An exponential Lévy process is typically modelled via $$ S_t = S_0\exp\left(\left(r-q+\omega\right)t+X_t\right),$$ where $X_t$ is a Lévy process with $X_0=0$. A Lévy process includes three model features: a linear drift, diffusive shocks and jumps (which may be large and rare or small and frequent). The number $\omega$ is called martingale correction or Jensen's correction and ensures the martingale property.
For our standard finance theory to work, the reinvested and discounted stock price, $S_te^{-(r-q)t}$, needs to be a martingale under $\mathbb{Q}$ (assuming constant interest rates and dividend yields). Let $(\mathcal{F}_t)$ denote the natural filtration of $X_t$. Then, for any $s\leq t$,
\begin{align*}
\mathbb{E}^\mathbb{Q}[S_t|\mathcal{F}_s] &= \mathbb{E}^\mathbb{Q}[S_0e^{(r-q+\omega)t+X_s+(X_t-X_s)}|\mathcal{F}_s] \\
&= S_0e^{(r-q+\omega)t} e^{X_s} \mathbb{E}^\mathbb{Q}[e^{X_t-X_s}] \\
&= S_s e^{(r-q+\omega)(t-s)} \mathbb{E}^\mathbb{Q}[e^{X_{t-s}}],
\end{align*}
where we used that $X_s$ is $\mathcal{F}_s$-measurable, and $X_t-X_s\overset{d}{=} X_{t-s}$ is independent of $\mathcal{F}_s$, see here.
Let $\varphi_{X_t}(u)=\mathbb{E}[e^{iuX_t}]$ be the characteristic function of the Lévy process $X_t$. The Lévy-Khintchine formula states that $\varphi_{X_t}(u)=e^{t\Psi(u)}$ which follows from the infinite divisibility of a Lévy process. The function $\Psi$ is called the characteristic exponent and captures the drift, diffusion and jump components of $X_t$.
Then,
\begin{align*}
\mathbb{E}^\mathbb{Q}[S_t|\mathcal{F}_s] &= S_s e^{(r-q+\omega)(t-s)} \varphi_{X_{t-s}}(-i) \\
&= S_s e^{(r-q+\omega)(t-s)} e^{(t-s)\Psi(-i)}.
\end{align*}
Hence, setting $\omega=-\Psi(-i)$ yields
\begin{align*}
\mathbb{E}^\mathbb{Q}[S_t|\mathcal{F}_s] &= S_s e^{(r-q)(t-s)},
\end{align*}
which in turn implies that the discounted reinvested stock price is indeed a $\mathbb{Q}$-martingale.

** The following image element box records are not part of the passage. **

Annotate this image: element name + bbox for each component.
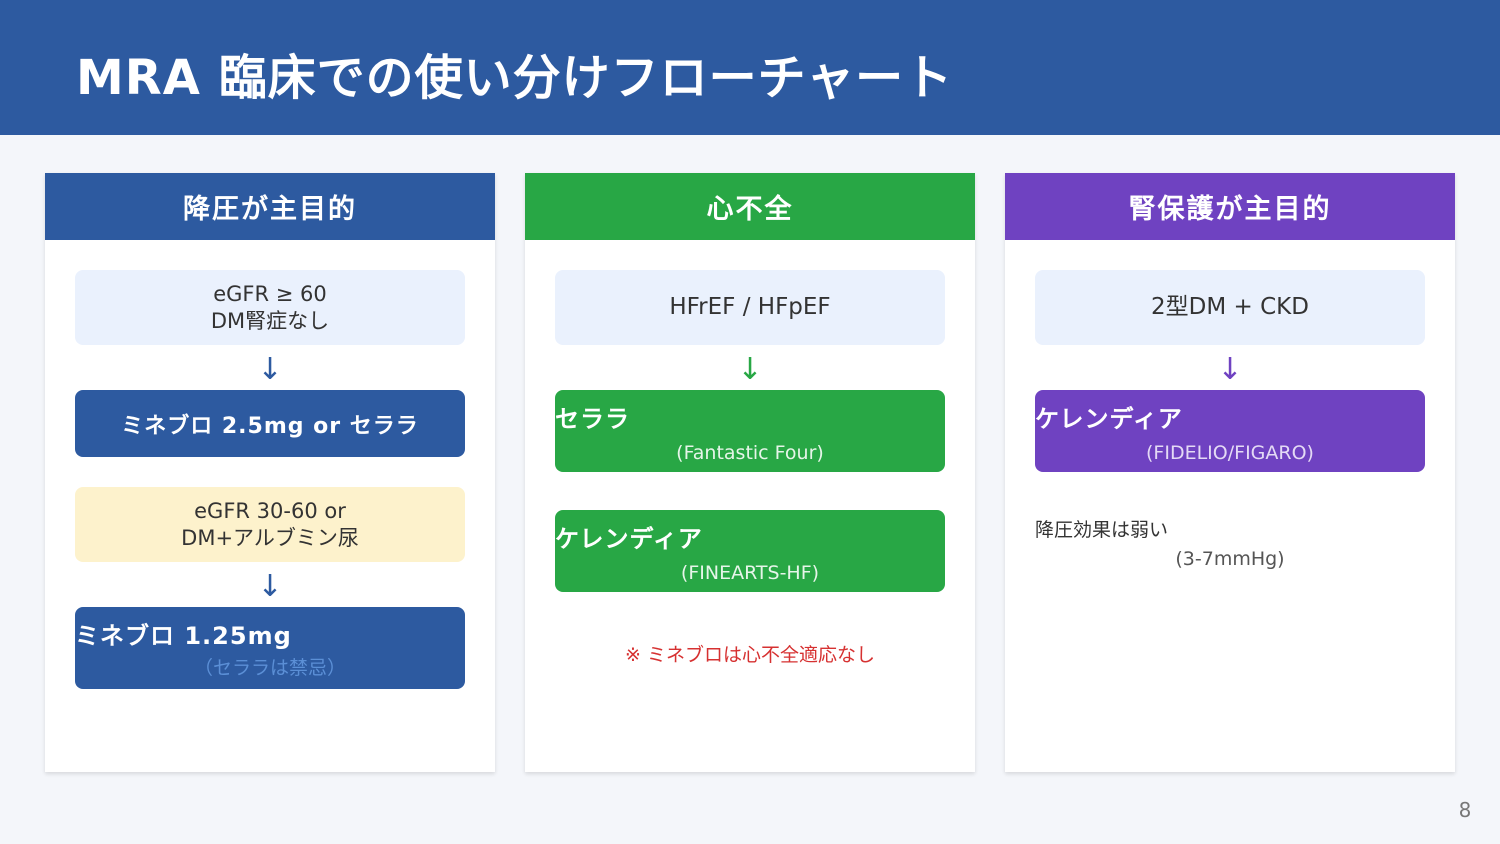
column-heart-failure: 心不全 HFrEF / HFpEF ↓ セララ (Fantastic Four)… bbox=[525, 173, 975, 772]
effect-note-line: 降圧効果は弱い bbox=[1035, 519, 1169, 541]
column-heading-kidney: 腎保護が主目的 bbox=[1005, 173, 1455, 240]
condition-line: DM+アルブミン尿 bbox=[181, 525, 359, 550]
condition-dm-ckd: 2型DM + CKD bbox=[1035, 270, 1425, 345]
warning-note: ※ ミネブロは心不全適応なし bbox=[625, 644, 875, 666]
slide-title: MRA 臨床での使い分けフローチャート bbox=[76, 50, 954, 106]
drug-box-selara: セララ (Fantastic Four) bbox=[555, 390, 945, 472]
column-kidney-protection: 腎保護が主目的 2型DM + CKD ↓ ケレンディア (FIDELIO/FIG… bbox=[1005, 173, 1455, 772]
drug-name: ケレンディア bbox=[1035, 404, 1183, 433]
effect-note: 降圧効果は弱い (3-7mmHg) bbox=[1035, 515, 1425, 570]
drug-box-kerendia: ケレンディア (FINEARTS-HF) bbox=[555, 510, 945, 592]
condition-line: eGFR ≥ 60 bbox=[213, 281, 327, 306]
drug-name: ミネブロ 2.5mg or セララ bbox=[121, 413, 419, 439]
column-hypertension: 降圧が主目的 eGFR ≥ 60 DM腎症なし ↓ ミネブロ 2.5mg or … bbox=[45, 173, 495, 772]
down-arrow-icon: ↓ bbox=[257, 569, 283, 604]
condition-line: 2型DM + CKD bbox=[1151, 294, 1309, 320]
drug-note: （セララは禁忌） bbox=[193, 657, 346, 679]
condition-egfr-60: eGFR ≥ 60 DM腎症なし bbox=[75, 270, 465, 345]
down-arrow-icon: ↓ bbox=[257, 352, 283, 387]
page-number: 8 bbox=[1458, 798, 1472, 822]
condition-line: eGFR 30-60 or bbox=[194, 498, 346, 523]
drug-box-kerendia-ckd: ケレンディア (FIDELIO/FIGARO) bbox=[1035, 390, 1425, 472]
slide-header: MRA 臨床での使い分けフローチャート bbox=[0, 0, 1500, 135]
drug-box-minebro-2.5: ミネブロ 2.5mg or セララ bbox=[75, 390, 465, 457]
drug-trial: (FIDELIO/FIGARO) bbox=[1146, 441, 1314, 464]
condition-hfref-hfpef: HFrEF / HFpEF bbox=[555, 270, 945, 345]
condition-line: DM腎症なし bbox=[210, 308, 330, 333]
drug-box-minebro-1.25: ミネブロ 1.25mg （セララは禁忌） bbox=[75, 607, 465, 689]
down-arrow-icon: ↓ bbox=[737, 352, 763, 387]
column-heading-hypertension: 降圧が主目的 bbox=[45, 173, 495, 240]
down-arrow-icon: ↓ bbox=[1217, 352, 1243, 387]
drug-name: ケレンディア bbox=[555, 524, 703, 553]
drug-name: セララ bbox=[555, 404, 630, 433]
drug-name: ミネブロ 1.25mg bbox=[75, 622, 292, 650]
effect-note-range: (3-7mmHg) bbox=[1175, 548, 1285, 570]
condition-line: HFrEF / HFpEF bbox=[669, 294, 831, 320]
drug-trial: (Fantastic Four) bbox=[676, 441, 824, 464]
condition-egfr-30-60: eGFR 30-60 or DM+アルブミン尿 bbox=[75, 487, 465, 562]
drug-trial: (FINEARTS-HF) bbox=[680, 561, 820, 584]
column-heading-heart-failure: 心不全 bbox=[525, 173, 975, 240]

Note that $$\omega=-\Psi(-i)=-\frac{1}{t}\ln\left(\varphi_{X_t}(-i)\right)$$ is independent of time. Thus, for an exponential Lévy process, the martingale property is ensured to hold if you verify that $\mathbb{E}^\mathbb{Q}[S_t]=S_0e^{(r-q)t}$.